Relations among approaches to learning. In this frame the researcher found that there are fairly strong relations among some variables:

  • The Deep Approach was related positively to both the Strategic Approach and Academic Self-Confidence. It means the preservice EFL teachers who were oriented towards wanting to learn and understand were more likely to report using strategies related to setting goals, working hard and being well organized, and also to feeling academically competent in studying their courses.
  • The Strategic Approach was related positively to the Surface Approach and Academic Self-confidence. It shows that the preservice EFL teachers who rely on memory and learn without understanding were more likely to report that they would think about their desire to involve setting goals, working hard and being well organized.
  • Direction in Studying is correlated with Academic Self-Confidence. It indicates that generally, the preservice EFL teachers who agree that they choose their own course would feel they can learn course material easily, achieve high standards and make sense of new information and ideas.
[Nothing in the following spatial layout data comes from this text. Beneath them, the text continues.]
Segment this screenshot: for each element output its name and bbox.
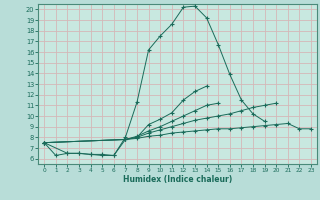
X-axis label: Humidex (Indice chaleur): Humidex (Indice chaleur) (123, 175, 232, 184)
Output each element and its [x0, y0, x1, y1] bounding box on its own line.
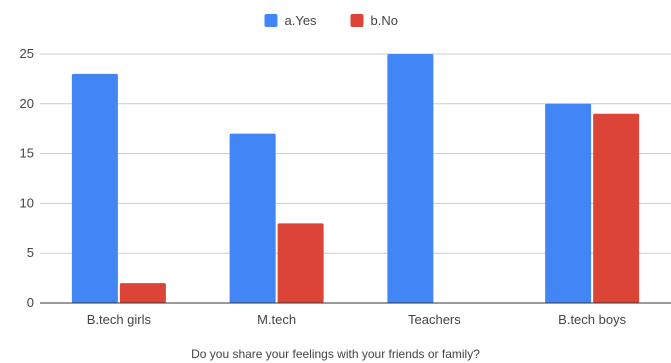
legend-swatch — [350, 14, 364, 27]
legend: a.Yes b.No — [264, 13, 398, 28]
bar-b-no-1 — [119, 283, 166, 303]
y-tick-label: 25 — [20, 46, 34, 61]
x-tick-label: M.tech — [257, 312, 296, 327]
y-tick-label: 20 — [20, 96, 34, 111]
bars — [71, 54, 640, 303]
x-tick-label: B.tech girls — [87, 312, 152, 327]
bar-a-yes-4 — [545, 103, 592, 303]
y-tick-label: 15 — [20, 146, 34, 161]
y-tick-label: 10 — [20, 195, 34, 210]
bar-a-yes-2 — [229, 133, 276, 303]
y-tick-label: 5 — [27, 245, 34, 260]
bar-b-no-4 — [593, 113, 640, 303]
x-tick-label: B.tech boys — [558, 312, 626, 327]
x-tick-label: Teachers — [408, 312, 461, 327]
legend-label: a.Yes — [285, 13, 318, 28]
y-axis-ticks: 0 5 10 15 20 25 — [20, 46, 34, 310]
bar-a-yes-3 — [387, 54, 434, 303]
y-tick-label: 0 — [27, 295, 34, 310]
legend-swatch — [264, 14, 278, 27]
bar-b-no-2 — [277, 223, 324, 303]
x-axis-ticks: B.tech girls M.tech Teachers B.tech boys — [87, 312, 627, 327]
x-axis-title: Do you share your feelings with your fri… — [191, 347, 480, 361]
legend-label: b.No — [371, 13, 398, 28]
bar-a-yes-1 — [71, 73, 118, 303]
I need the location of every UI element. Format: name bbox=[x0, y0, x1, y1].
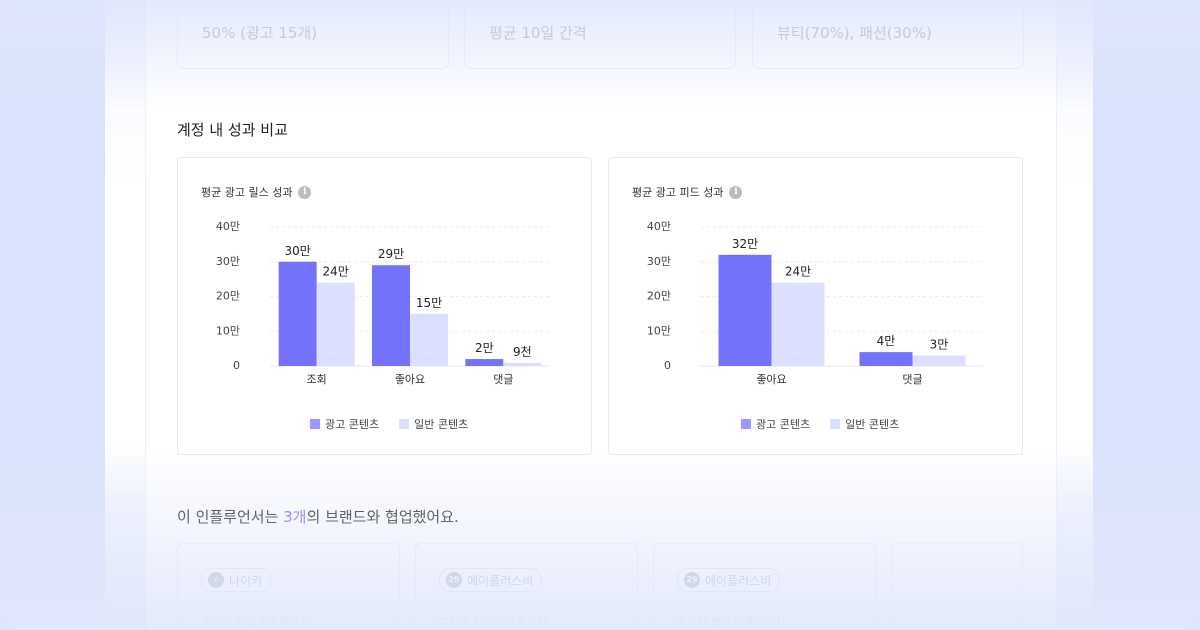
bar-ad bbox=[372, 265, 410, 366]
y-tick-label: 0 bbox=[233, 359, 240, 372]
legend-item-ad: 광고 콘텐츠 bbox=[741, 416, 810, 432]
bar-normal bbox=[410, 313, 448, 366]
brand-card-aplusb[interactable]: 29 에이플러스비 추천한 협업 인플루언서 bbox=[415, 543, 638, 630]
y-tick-label: 20만 bbox=[216, 290, 240, 303]
brand-chip[interactable]: ✓ 나이키 bbox=[201, 568, 272, 592]
chart-title: 평균 광고 릴스 성과 i bbox=[201, 184, 312, 200]
aplusb-logo-icon: 29 bbox=[684, 572, 700, 588]
data-label: 30만 bbox=[285, 244, 311, 258]
brand-card-aplusb-2[interactable]: 29 에이플러스비 추천한 협업 인플루언서 bbox=[653, 543, 876, 630]
y-tick-label: 40만 bbox=[647, 220, 671, 233]
bar-ad bbox=[465, 359, 504, 366]
chart-legend: 광고 콘텐츠 일반 콘텐츠 bbox=[741, 416, 899, 432]
legend-swatch-ad bbox=[741, 419, 751, 429]
x-tick-label: 조회 bbox=[307, 373, 327, 386]
right-backdrop bbox=[1093, 0, 1200, 630]
aplusb-logo-icon: 29 bbox=[446, 572, 462, 588]
y-tick-label: 40만 bbox=[216, 220, 240, 233]
x-tick-label: 좋아요 bbox=[395, 373, 425, 386]
data-label: 15만 bbox=[416, 296, 442, 310]
collab-count: 3개 bbox=[283, 508, 307, 526]
legend-swatch-normal bbox=[399, 419, 410, 429]
brand-subtext: 추천한 협업 인플루언서 bbox=[201, 616, 310, 629]
x-tick-label: 좋아요 bbox=[756, 373, 786, 386]
brand-card-nike[interactable]: ✓ 나이키 추천한 협업 인플루언서 bbox=[177, 543, 400, 630]
bar-ad bbox=[278, 261, 317, 366]
legend-item-normal: 일반 콘텐츠 bbox=[399, 416, 468, 432]
bar-normal bbox=[912, 355, 966, 366]
legend-swatch-normal bbox=[830, 419, 841, 429]
collab-prefix: 이 인플루언서는 bbox=[177, 508, 284, 526]
data-label: 24만 bbox=[785, 265, 811, 279]
data-label: 24만 bbox=[323, 265, 349, 279]
bar-normal bbox=[771, 282, 825, 366]
brand-subtext: 추천한 협업 인플루언서 bbox=[439, 616, 548, 629]
legend-label: 광고 콘텐츠 bbox=[325, 418, 380, 431]
legend-label: 광고 콘텐츠 bbox=[756, 418, 811, 431]
collab-suffix: 의 브랜드와 협업했어요. bbox=[306, 508, 459, 526]
chart-title: 평균 광고 피드 성과 i bbox=[632, 184, 743, 200]
stat-card-ad-interval: 평균 10일 간격 bbox=[464, 0, 736, 69]
legend-item-normal: 일반 콘텐츠 bbox=[830, 416, 899, 432]
x-tick-label: 댓글 bbox=[493, 373, 513, 386]
chart-title-text: 평균 광고 릴스 성과 bbox=[201, 186, 293, 199]
brand-chip[interactable]: 29 에이플러스비 bbox=[677, 568, 781, 592]
brand-chip[interactable]: 29 에이플러스비 bbox=[439, 568, 543, 592]
legend-label: 일반 콘텐츠 bbox=[845, 418, 900, 431]
data-label: 9천 bbox=[513, 344, 532, 359]
brand-card-more[interactable] bbox=[891, 543, 1023, 630]
info-icon[interactable]: i bbox=[298, 185, 312, 199]
brand-name: 에이플러스비 bbox=[705, 573, 772, 588]
data-label: 2만 bbox=[475, 341, 494, 355]
bar-normal bbox=[503, 362, 542, 366]
nike-swoosh-icon: ✓ bbox=[208, 572, 224, 588]
y-tick-label: 30만 bbox=[216, 255, 240, 268]
legend-swatch-ad bbox=[310, 419, 320, 429]
brand-name: 에이플러스비 bbox=[467, 573, 534, 588]
data-label: 3만 bbox=[930, 338, 949, 352]
legend-label: 일반 콘텐츠 bbox=[414, 418, 469, 431]
section-title: 계정 내 성과 비교 bbox=[177, 121, 288, 139]
bar-normal bbox=[316, 282, 355, 366]
x-tick-label: 댓글 bbox=[902, 373, 922, 386]
stat-card-ad-ratio: 50% (광고 15개) bbox=[177, 0, 449, 69]
info-icon[interactable]: i bbox=[729, 185, 743, 199]
stat-card-category: 뷰티(70%), 패션(30%) bbox=[752, 0, 1024, 69]
stat-value: 평균 10일 간격 bbox=[489, 24, 587, 42]
stat-value: 50% (광고 15개) bbox=[202, 24, 318, 42]
y-tick-label: 10만 bbox=[647, 324, 671, 337]
data-label: 29만 bbox=[378, 247, 404, 261]
bar-ad bbox=[718, 254, 772, 366]
chart-title-text: 평균 광고 피드 성과 bbox=[632, 186, 724, 199]
left-backdrop bbox=[0, 0, 105, 630]
legend-item-ad: 광고 콘텐츠 bbox=[310, 416, 379, 432]
brand-name: 나이키 bbox=[229, 573, 263, 588]
chart-legend: 광고 콘텐츠 일반 콘텐츠 bbox=[310, 416, 468, 432]
y-tick-label: 0 bbox=[664, 359, 671, 372]
data-label: 4만 bbox=[877, 334, 896, 348]
y-tick-label: 20만 bbox=[647, 290, 671, 303]
y-tick-label: 30만 bbox=[647, 255, 671, 268]
data-label: 32만 bbox=[732, 237, 758, 251]
bar-ad bbox=[859, 352, 913, 366]
brand-subtext: 추천한 협업 인플루언서 bbox=[677, 616, 786, 629]
collab-title: 이 인플루언서는 3개의 브랜드와 협업했어요. bbox=[177, 506, 459, 527]
y-tick-label: 10만 bbox=[216, 324, 240, 337]
stat-value: 뷰티(70%), 패션(30%) bbox=[777, 24, 932, 42]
Gender differences. The researcher observed a statistically significant gender effect on Surface Approach, Direction in Studying and Academic Self-confidence, also in subscales of the Surface approach: ‘relying on memorizing’ and ‘concern about coping’ in this frame. The result can be seen in Table 3. From the data, we can see that female preservice EFL teachers had a consistency higher mean score for the Surface Approach. They had higher scores on ‘relying on memorizing’ and ‘concern about coping’. Male preservice EFL teachers also had a higher mean score for Direction in Studying and Academic Self-confidence towards Studying scales. It can be concluded that male preservice EFL teachers show higher Direction in Studying and perceived confidence in their skill and abilities.
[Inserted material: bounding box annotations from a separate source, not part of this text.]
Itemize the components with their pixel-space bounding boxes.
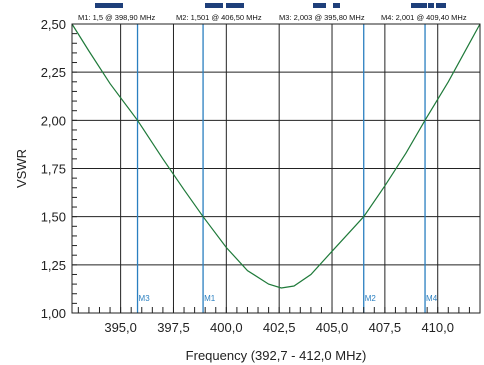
marker-indicator-bar	[95, 3, 123, 8]
marker-tag-m2: M2	[365, 294, 377, 303]
y-tick-label: 1,00	[41, 306, 66, 321]
vswr-trace-line	[71, 23, 481, 289]
marker-indicator-bar	[205, 3, 223, 8]
y-axis-label: VSWR	[14, 149, 29, 188]
vswr-trace	[71, 23, 481, 289]
marker-header-m3: M3: 2,003 @ 395,80 MHz	[279, 13, 365, 22]
x-tick-label: 402,5	[263, 320, 296, 335]
x-tick-label: 395,0	[104, 320, 137, 335]
marker-headers: M1: 1,5 @ 398,90 MHz M2: 1,501 @ 406,50 M…	[78, 13, 467, 22]
y-tick-labels: 1,00 1,25 1,50 1,75 2,00 2,25 2,50	[41, 17, 66, 321]
marker-header-m4: M4: 2,001 @ 409,40 MHz	[381, 13, 467, 22]
marker-indicator-bar	[226, 3, 244, 8]
x-tick-label: 397,5	[157, 320, 190, 335]
marker-indicator-bar	[313, 3, 326, 8]
grid-lines	[72, 23, 480, 314]
minor-ticks	[72, 23, 481, 313]
y-tick-label: 1,50	[41, 210, 66, 225]
marker-lines	[136, 24, 426, 313]
marker-indicator-bar	[333, 3, 340, 8]
x-axis-label: Frequency (392,7 - 412,0 MHz)	[186, 348, 367, 363]
marker-indicator-bar	[436, 3, 446, 8]
x-tick-label: 400,0	[210, 320, 243, 335]
y-tick-label: 2,00	[41, 113, 66, 128]
marker-tags: M1 M2 M3 M4	[139, 294, 438, 303]
y-tick-label: 1,75	[41, 162, 66, 177]
marker-indicator-bar	[411, 3, 427, 8]
x-tick-label: 410,0	[421, 320, 454, 335]
marker-tag-m1: M1	[204, 294, 216, 303]
x-tick-labels: 395,0 397,5 400,0 402,5 405,0 407,5 410,0	[104, 320, 454, 335]
marker-tag-m3: M3	[139, 294, 151, 303]
y-tick-label: 2,50	[41, 17, 66, 32]
y-tick-label: 1,25	[41, 258, 66, 273]
y-tick-label: 2,25	[41, 65, 66, 80]
marker-header-m1: M1: 1,5 @ 398,90 MHz	[78, 13, 155, 22]
marker-indicator-bar	[428, 3, 434, 8]
x-tick-label: 405,0	[316, 320, 349, 335]
x-tick-label: 407,5	[369, 320, 402, 335]
marker-header-m2: M2: 1,501 @ 406,50 MHz	[176, 13, 262, 22]
marker-tag-m4: M4	[426, 294, 438, 303]
marker-indicator-bars	[95, 3, 446, 8]
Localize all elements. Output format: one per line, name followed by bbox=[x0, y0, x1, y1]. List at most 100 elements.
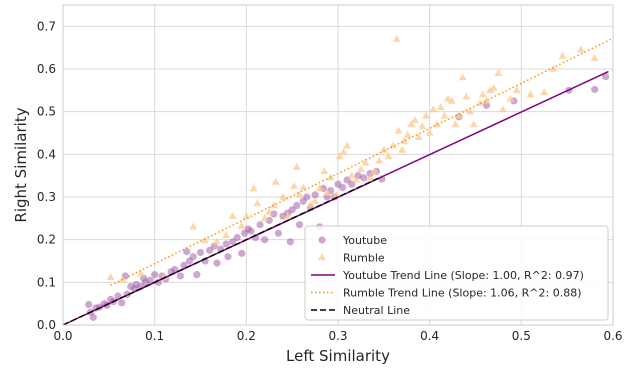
data-point bbox=[451, 120, 460, 128]
data-point bbox=[213, 237, 221, 245]
y-tick-label: 0.5 bbox=[37, 105, 56, 119]
data-point bbox=[429, 105, 438, 113]
data-point bbox=[189, 253, 197, 261]
data-point bbox=[366, 173, 375, 181]
data-point bbox=[274, 229, 283, 237]
legend: Youtube Rumble Youtube Trend Line (Slope: … bbox=[304, 225, 609, 321]
data-point bbox=[288, 206, 296, 214]
y-axis-label: Right Similarity bbox=[12, 107, 30, 222]
data-point bbox=[411, 116, 419, 123]
legend-label: Youtube bbox=[342, 234, 387, 247]
data-point bbox=[201, 236, 210, 244]
data-point bbox=[261, 236, 269, 244]
y-tick-label: 0.1 bbox=[37, 275, 56, 289]
data-point bbox=[379, 145, 388, 153]
data-point bbox=[398, 145, 407, 153]
data-point bbox=[237, 221, 246, 229]
data-point bbox=[489, 84, 498, 91]
data-point bbox=[292, 162, 301, 170]
data-point bbox=[146, 276, 154, 284]
data-point bbox=[375, 156, 384, 164]
data-point bbox=[299, 183, 308, 191]
legend-label: Youtube Trend Line (Slope: 1.00, R^2: 0.… bbox=[342, 269, 584, 282]
x-tick-label: 0.4 bbox=[420, 329, 439, 343]
data-point bbox=[512, 86, 521, 94]
data-point bbox=[228, 238, 237, 246]
data-point bbox=[271, 177, 280, 185]
data-point bbox=[476, 98, 485, 106]
data-point bbox=[213, 259, 221, 267]
data-point bbox=[499, 105, 507, 113]
data-point bbox=[183, 248, 191, 256]
data-point bbox=[392, 34, 401, 42]
x-tick-label: 0.2 bbox=[237, 329, 256, 343]
data-point bbox=[171, 265, 179, 274]
data-point bbox=[339, 148, 348, 155]
data-point bbox=[311, 197, 320, 204]
data-point bbox=[159, 273, 168, 280]
data-point bbox=[283, 212, 292, 219]
legend-label: Rumble Trend Line (Slope: 1.06, R^2: 0.8… bbox=[343, 287, 582, 300]
legend-box bbox=[304, 225, 609, 321]
legend-marker bbox=[318, 236, 326, 244]
data-point bbox=[422, 111, 430, 119]
data-point bbox=[436, 103, 445, 111]
data-point bbox=[440, 111, 449, 119]
data-point bbox=[370, 167, 379, 175]
data-point bbox=[425, 128, 434, 136]
data-point bbox=[482, 96, 491, 104]
data-point bbox=[320, 167, 329, 175]
data-point bbox=[506, 94, 515, 102]
data-point bbox=[222, 231, 231, 239]
data-point bbox=[403, 130, 412, 138]
data-point bbox=[136, 269, 145, 277]
plot-area bbox=[62, 34, 614, 326]
data-point bbox=[366, 169, 374, 178]
data-point bbox=[486, 86, 495, 94]
legend-label: Neutral Line bbox=[343, 304, 410, 317]
data-point bbox=[462, 92, 471, 100]
data-point bbox=[338, 184, 347, 192]
data-point bbox=[602, 73, 610, 81]
data-point bbox=[407, 120, 416, 128]
data-point bbox=[256, 221, 264, 229]
data-point bbox=[335, 152, 344, 160]
y-tick-label: 0.2 bbox=[37, 233, 56, 247]
data-point bbox=[466, 107, 474, 115]
data-point bbox=[206, 246, 214, 254]
y-tick-label: 0.4 bbox=[37, 147, 56, 161]
data-point bbox=[323, 188, 331, 196]
data-point bbox=[540, 88, 549, 96]
data-point bbox=[295, 221, 304, 229]
data-point bbox=[315, 184, 324, 192]
data-point bbox=[361, 158, 370, 166]
data-point bbox=[352, 175, 361, 183]
data-point bbox=[249, 184, 258, 192]
data-point bbox=[269, 201, 278, 209]
data-point bbox=[151, 271, 159, 279]
data-point bbox=[458, 73, 467, 81]
data-point bbox=[189, 222, 198, 230]
data-point bbox=[590, 54, 599, 62]
data-point bbox=[265, 216, 273, 225]
data-point bbox=[270, 210, 278, 218]
data-point bbox=[247, 227, 255, 235]
x-tick-label: 0.1 bbox=[145, 329, 164, 343]
data-point bbox=[253, 199, 262, 207]
data-point bbox=[433, 120, 441, 128]
data-point bbox=[89, 313, 97, 321]
data-point bbox=[106, 273, 115, 280]
data-point bbox=[238, 249, 246, 257]
data-point bbox=[290, 182, 298, 190]
x-axis-label: Left Similarity bbox=[286, 347, 390, 365]
data-point bbox=[265, 207, 274, 215]
data-point bbox=[394, 126, 403, 134]
data-point bbox=[176, 272, 184, 280]
data-point bbox=[85, 300, 93, 309]
data-point bbox=[332, 190, 341, 198]
tick-labels: 0.0 0.1 0.2 0.3 0.4 0.5 0.6 0.0 0.1 0.2 0.3 0.4 0.5 0… bbox=[37, 19, 623, 343]
data-point bbox=[384, 152, 393, 160]
data-point bbox=[222, 240, 230, 248]
data-point bbox=[260, 214, 269, 222]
In the last frame, Academic year differences, the researcher found a statistically significant academic year effect on Deep Approach, Strategic Approach, Direction in Studying, and Academic Self-confidence towards Studying. From the Data as shown in Table 4, it is clear that the third-year preservice EFL teachers had a consistency higher mean score for the all variables measured in this field. They appear to be improving in confidence and clarity of direction in studying as they report higher academic self-concern in the third year. These preservice EFL teachers are more likely to fulfill their potential.

 Finally, in conclusion session, the researcher sums up the result of her study. The content is similar with the discussion above, she states the all main points that she can find in this study, but in the last of this session she talk about the recommendation which can be a good input for all educators. She suggests that the educators need to understand how preservice teachers set about their learning tasks, their intentions and approaches and how these impact on the quality of their learning outcomes In other words, educators need to become more sensitive to preservice teachers’ learning style preferences, and differences that may exist, in order to maximize preservice teacher in learning.

In brief, after all the discussion above, it is clear enough that approaches to Learning for Preservice EFL teacher is significant. Since it has great impact on their learning outcome and their performance in the real teaching-learning situations later, it is also recommended to have this kind of study in Indonesia context. This contribution will be a value for learning institutions, such as State University of Jakarta which is labeled as the ‘producer’ of teachers, and their teaching staff in order to produce the better, or even the best, EFL teachers.